Zakhary Bishoy1,Coimbra Bruno C12,Kwon Junsik13,Allison-Aipa Timothy1,Firek Matthew1,Coimbra Raul145

Affiliation:

1. From the Comparative Effectiveness and Clinical Outcomes Research Center, Riverside University Health System, Moreno Valley, CA (Zakhary, BC Coimbra, Kwon, Allison-Aipa, Firek, R Coimbra)

2. George Washington University School of Medicine and Health Sciences, Washington, DC (BC Coimbra)

3. Department of Trauma Surgery, Ajou University School of Medicine, Seoul, Republic of Korea (Kwon)

4. Division of Trauma and Acute Care Surgery, Riverside University Health System Medical Center, Moreno Valley, CA (R Coimbra)

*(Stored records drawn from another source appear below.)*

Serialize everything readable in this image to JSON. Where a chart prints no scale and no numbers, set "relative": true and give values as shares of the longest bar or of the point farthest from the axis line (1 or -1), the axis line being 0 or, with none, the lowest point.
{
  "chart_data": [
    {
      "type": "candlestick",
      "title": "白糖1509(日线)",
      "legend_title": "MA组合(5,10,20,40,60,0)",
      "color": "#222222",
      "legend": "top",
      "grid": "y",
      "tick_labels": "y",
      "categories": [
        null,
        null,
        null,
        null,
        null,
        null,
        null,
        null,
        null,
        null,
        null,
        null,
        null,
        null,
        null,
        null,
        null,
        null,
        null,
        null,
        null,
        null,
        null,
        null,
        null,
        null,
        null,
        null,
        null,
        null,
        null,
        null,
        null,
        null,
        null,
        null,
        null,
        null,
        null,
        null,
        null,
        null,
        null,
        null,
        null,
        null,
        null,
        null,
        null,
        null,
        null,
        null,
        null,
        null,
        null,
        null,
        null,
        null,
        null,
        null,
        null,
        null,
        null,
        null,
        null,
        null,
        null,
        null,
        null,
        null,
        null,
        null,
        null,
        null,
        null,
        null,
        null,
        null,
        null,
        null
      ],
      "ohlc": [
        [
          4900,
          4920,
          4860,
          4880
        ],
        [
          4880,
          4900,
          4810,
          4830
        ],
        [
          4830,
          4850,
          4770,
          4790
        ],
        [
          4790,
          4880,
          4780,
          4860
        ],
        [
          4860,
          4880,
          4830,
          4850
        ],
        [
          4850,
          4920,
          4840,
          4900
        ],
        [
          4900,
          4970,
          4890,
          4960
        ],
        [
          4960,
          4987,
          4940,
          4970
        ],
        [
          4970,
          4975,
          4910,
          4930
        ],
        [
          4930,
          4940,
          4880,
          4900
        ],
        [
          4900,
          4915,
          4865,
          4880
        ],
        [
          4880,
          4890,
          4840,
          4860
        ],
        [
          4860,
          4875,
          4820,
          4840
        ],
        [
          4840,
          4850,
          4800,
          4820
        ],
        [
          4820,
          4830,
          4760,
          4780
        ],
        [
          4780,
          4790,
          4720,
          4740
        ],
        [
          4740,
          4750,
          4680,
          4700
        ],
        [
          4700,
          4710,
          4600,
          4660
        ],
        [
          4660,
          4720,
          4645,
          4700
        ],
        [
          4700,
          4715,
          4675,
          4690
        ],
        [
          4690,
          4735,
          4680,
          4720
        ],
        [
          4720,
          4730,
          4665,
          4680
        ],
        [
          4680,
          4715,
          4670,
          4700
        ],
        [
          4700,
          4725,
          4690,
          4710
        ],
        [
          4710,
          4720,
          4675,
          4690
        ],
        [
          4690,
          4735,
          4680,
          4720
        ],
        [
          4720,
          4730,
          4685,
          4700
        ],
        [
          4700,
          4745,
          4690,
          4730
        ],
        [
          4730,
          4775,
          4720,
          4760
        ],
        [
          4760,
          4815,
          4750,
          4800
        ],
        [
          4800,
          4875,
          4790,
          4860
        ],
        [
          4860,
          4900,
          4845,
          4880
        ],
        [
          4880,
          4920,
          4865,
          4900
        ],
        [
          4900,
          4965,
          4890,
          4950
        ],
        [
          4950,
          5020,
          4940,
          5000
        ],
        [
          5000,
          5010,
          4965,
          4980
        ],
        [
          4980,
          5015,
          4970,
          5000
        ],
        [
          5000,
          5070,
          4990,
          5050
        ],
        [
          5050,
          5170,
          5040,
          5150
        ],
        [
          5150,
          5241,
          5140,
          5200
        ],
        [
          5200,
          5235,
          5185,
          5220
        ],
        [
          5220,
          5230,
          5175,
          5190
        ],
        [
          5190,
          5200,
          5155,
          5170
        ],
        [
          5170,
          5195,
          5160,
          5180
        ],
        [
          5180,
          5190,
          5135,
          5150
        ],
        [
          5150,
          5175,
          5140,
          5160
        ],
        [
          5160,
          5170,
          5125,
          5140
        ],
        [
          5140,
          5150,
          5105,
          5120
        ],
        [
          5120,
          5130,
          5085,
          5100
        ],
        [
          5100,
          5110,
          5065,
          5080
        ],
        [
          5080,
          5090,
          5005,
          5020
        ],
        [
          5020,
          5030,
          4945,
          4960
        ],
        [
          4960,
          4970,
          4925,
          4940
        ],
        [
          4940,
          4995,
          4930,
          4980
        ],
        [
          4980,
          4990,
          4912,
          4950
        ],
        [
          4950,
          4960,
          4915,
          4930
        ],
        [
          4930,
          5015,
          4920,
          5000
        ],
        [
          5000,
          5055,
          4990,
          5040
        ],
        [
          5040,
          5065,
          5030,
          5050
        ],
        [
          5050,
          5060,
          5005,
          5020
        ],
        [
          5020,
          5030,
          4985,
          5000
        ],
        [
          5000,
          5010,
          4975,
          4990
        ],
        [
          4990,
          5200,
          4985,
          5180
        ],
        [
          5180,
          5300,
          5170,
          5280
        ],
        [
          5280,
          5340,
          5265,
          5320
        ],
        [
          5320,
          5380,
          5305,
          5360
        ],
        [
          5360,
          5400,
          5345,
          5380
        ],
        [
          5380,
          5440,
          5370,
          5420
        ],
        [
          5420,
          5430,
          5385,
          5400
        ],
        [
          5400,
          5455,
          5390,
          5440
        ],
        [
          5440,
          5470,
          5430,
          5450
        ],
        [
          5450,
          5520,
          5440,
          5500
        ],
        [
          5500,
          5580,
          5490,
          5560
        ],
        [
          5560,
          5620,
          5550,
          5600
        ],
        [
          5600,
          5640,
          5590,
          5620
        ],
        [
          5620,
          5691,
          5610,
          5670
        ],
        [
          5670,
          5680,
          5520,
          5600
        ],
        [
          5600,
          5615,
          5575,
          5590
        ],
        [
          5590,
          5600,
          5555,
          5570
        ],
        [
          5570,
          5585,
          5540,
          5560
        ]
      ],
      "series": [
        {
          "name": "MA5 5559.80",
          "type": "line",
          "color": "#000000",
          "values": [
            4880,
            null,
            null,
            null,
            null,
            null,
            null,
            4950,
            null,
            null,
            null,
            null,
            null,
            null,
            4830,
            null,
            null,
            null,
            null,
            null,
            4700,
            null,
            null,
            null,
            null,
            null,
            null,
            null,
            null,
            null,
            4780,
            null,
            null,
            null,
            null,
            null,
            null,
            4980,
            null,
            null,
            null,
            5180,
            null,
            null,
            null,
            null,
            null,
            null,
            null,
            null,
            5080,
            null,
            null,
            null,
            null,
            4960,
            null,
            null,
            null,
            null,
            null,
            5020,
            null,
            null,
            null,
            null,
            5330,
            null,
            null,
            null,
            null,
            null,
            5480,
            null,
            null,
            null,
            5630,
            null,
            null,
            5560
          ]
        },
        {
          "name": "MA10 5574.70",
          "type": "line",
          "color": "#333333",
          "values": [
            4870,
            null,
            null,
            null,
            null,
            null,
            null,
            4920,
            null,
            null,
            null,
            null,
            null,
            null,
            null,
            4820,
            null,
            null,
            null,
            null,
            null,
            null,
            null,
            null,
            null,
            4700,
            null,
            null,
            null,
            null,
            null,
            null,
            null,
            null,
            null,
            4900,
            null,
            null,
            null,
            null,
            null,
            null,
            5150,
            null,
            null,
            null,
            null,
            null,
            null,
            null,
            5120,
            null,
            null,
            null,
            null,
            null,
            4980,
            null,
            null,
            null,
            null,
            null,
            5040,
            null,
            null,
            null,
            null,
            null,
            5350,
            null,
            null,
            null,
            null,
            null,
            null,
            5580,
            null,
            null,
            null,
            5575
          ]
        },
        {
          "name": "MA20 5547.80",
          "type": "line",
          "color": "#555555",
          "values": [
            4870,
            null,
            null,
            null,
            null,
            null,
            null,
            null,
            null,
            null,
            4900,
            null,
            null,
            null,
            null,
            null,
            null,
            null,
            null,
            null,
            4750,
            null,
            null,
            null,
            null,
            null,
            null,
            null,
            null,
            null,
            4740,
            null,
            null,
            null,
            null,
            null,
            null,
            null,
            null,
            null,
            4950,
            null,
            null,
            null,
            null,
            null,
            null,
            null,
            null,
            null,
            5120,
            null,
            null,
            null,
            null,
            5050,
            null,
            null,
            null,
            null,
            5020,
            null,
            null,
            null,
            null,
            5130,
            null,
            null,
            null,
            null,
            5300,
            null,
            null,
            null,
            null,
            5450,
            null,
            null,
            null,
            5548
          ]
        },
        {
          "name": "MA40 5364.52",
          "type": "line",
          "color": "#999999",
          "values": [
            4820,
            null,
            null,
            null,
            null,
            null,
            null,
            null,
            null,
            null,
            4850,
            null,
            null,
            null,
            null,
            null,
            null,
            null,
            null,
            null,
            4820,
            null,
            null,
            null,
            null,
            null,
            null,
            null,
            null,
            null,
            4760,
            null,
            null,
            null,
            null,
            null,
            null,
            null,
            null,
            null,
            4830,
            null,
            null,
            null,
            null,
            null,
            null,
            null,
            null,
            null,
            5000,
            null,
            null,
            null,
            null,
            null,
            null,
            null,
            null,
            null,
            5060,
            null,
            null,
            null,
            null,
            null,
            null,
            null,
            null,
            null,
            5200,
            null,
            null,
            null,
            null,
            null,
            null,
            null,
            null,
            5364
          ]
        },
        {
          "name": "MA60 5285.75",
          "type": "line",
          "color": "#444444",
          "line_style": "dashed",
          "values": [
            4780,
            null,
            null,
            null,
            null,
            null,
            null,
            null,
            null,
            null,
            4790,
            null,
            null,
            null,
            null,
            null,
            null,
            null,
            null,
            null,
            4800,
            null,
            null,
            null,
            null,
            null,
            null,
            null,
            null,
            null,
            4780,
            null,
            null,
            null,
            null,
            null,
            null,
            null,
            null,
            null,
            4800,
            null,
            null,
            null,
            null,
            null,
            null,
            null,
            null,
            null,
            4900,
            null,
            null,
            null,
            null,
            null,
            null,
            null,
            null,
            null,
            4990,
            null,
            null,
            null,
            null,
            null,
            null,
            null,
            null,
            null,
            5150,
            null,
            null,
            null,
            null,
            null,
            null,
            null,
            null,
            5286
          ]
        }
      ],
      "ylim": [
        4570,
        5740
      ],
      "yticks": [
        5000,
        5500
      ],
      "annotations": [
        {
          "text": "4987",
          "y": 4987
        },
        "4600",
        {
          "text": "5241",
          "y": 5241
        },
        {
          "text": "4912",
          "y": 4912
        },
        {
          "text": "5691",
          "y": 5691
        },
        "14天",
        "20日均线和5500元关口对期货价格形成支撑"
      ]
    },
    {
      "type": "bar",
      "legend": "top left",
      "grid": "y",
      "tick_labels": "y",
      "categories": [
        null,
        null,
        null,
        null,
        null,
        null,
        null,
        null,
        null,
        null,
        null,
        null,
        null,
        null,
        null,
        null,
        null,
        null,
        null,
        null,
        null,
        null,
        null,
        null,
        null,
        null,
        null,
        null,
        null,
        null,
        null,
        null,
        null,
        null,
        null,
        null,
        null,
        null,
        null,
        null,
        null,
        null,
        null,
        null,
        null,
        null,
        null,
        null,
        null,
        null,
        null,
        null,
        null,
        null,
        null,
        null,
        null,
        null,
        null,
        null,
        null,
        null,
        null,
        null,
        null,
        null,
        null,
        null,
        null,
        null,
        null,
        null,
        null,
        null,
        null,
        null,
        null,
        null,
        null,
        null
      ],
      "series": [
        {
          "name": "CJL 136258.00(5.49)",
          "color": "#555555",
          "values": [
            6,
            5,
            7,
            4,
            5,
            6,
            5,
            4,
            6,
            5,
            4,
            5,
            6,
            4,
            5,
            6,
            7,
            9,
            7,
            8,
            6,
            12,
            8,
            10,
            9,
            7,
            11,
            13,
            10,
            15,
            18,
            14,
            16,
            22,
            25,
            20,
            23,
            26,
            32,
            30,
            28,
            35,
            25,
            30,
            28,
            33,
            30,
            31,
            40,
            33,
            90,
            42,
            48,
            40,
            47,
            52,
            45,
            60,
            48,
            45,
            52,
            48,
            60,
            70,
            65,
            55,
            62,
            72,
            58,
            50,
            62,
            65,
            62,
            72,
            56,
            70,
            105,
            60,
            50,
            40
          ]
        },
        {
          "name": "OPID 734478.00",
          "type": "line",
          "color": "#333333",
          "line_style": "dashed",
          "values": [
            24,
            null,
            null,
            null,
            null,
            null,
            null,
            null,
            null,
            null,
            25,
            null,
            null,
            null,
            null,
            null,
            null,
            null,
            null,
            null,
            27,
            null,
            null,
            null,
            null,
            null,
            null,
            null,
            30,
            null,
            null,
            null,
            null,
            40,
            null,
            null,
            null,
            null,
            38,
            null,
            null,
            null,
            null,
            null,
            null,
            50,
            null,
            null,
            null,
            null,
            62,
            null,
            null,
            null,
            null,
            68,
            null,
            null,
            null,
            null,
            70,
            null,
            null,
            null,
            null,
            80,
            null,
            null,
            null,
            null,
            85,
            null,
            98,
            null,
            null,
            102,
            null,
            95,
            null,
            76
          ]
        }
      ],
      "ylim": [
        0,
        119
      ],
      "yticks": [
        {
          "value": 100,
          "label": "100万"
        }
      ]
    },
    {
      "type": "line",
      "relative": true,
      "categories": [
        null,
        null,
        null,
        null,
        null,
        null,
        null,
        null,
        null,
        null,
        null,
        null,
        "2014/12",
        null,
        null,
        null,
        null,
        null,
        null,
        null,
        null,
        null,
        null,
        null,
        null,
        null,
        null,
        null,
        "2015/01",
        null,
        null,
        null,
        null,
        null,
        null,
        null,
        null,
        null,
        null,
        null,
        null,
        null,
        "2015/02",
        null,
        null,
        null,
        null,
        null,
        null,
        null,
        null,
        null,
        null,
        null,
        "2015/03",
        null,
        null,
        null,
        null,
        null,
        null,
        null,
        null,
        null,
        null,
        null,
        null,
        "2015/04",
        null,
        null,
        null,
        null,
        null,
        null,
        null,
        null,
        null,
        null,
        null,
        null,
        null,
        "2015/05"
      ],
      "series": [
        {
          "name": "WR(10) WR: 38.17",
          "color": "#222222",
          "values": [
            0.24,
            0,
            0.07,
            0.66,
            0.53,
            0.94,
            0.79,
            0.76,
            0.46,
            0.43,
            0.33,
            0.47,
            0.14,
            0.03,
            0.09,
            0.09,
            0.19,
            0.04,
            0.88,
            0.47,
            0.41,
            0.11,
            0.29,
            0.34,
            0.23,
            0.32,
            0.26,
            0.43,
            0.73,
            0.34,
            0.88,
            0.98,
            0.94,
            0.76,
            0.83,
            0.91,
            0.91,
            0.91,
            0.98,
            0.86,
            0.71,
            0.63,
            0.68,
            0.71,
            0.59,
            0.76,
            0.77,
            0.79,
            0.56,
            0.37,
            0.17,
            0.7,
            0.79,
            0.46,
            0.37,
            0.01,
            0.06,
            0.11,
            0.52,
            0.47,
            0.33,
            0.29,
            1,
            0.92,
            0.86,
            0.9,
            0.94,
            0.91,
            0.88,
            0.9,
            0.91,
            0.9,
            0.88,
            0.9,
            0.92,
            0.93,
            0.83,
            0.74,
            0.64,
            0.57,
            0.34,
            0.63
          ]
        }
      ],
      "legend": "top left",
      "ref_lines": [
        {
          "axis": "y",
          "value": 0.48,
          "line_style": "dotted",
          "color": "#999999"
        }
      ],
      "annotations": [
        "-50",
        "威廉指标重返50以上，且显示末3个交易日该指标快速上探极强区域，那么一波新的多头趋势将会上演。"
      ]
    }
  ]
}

5. Department of Surgery, Loma Linda University School of Medicine, Loma Linda, CA (R Coimbra).

Abstract

BACKGROUND: The direct association between procedure risk and outcomes in elderly patients who undergo emergency general surgery (EGS) has not been analyzed. Studies only highlight the importance of frailty. A comprehensive analysis of relevant risk factors and their association with outcomes in elderly patients who undergo EGS is lacking. We hypothesized that procedure risk has a stronger association with relevant outcomes in elderly patients who undergo EGS compared with frailty. STUDY DESIGN: Elderly patients (age >65 years) undergoing EGS operative procedures were identified in the NSQIP database (2018 to 2020) and stratified based on the presence of frailty calculated by the Modified 5-Item Frailty Index (mFI-5; mFI 0 nonfrail, mFI 1 to 2 frail, and mFI ≥3 severely frail) and based on procedure risk. Multivariable regression models and receiving operative curve analysis were used to determine risk factors associated with outcomes. RESULTS: A total of 59,633 elderly patients who underwent EGS were classified into nonfrail (17,496; 29.3%), frail (39,588; 66.4%), and severely frail (2,549; 4.3%). There were 25,157 patients in the low-risk procedure group and 34,476 in the high-risk group. Frailty and procedure risk were associated with increased mortality, complications, failure to rescue, and readmissions. Differences in outcomes were greater when patients were stratified according to procedure risk compared with frailty stratification alone. Procedure risk had a stronger association with relevant outcomes in elderly patients who underwent EGS compared with frailty. CONCLUSIONS: Assessing frailty in the population of elderly patients who undergo EGS without adjusting for the type of procedure or procedure risk ultimately presents an incomplete representation of how frailty impacts patient-related outcomes.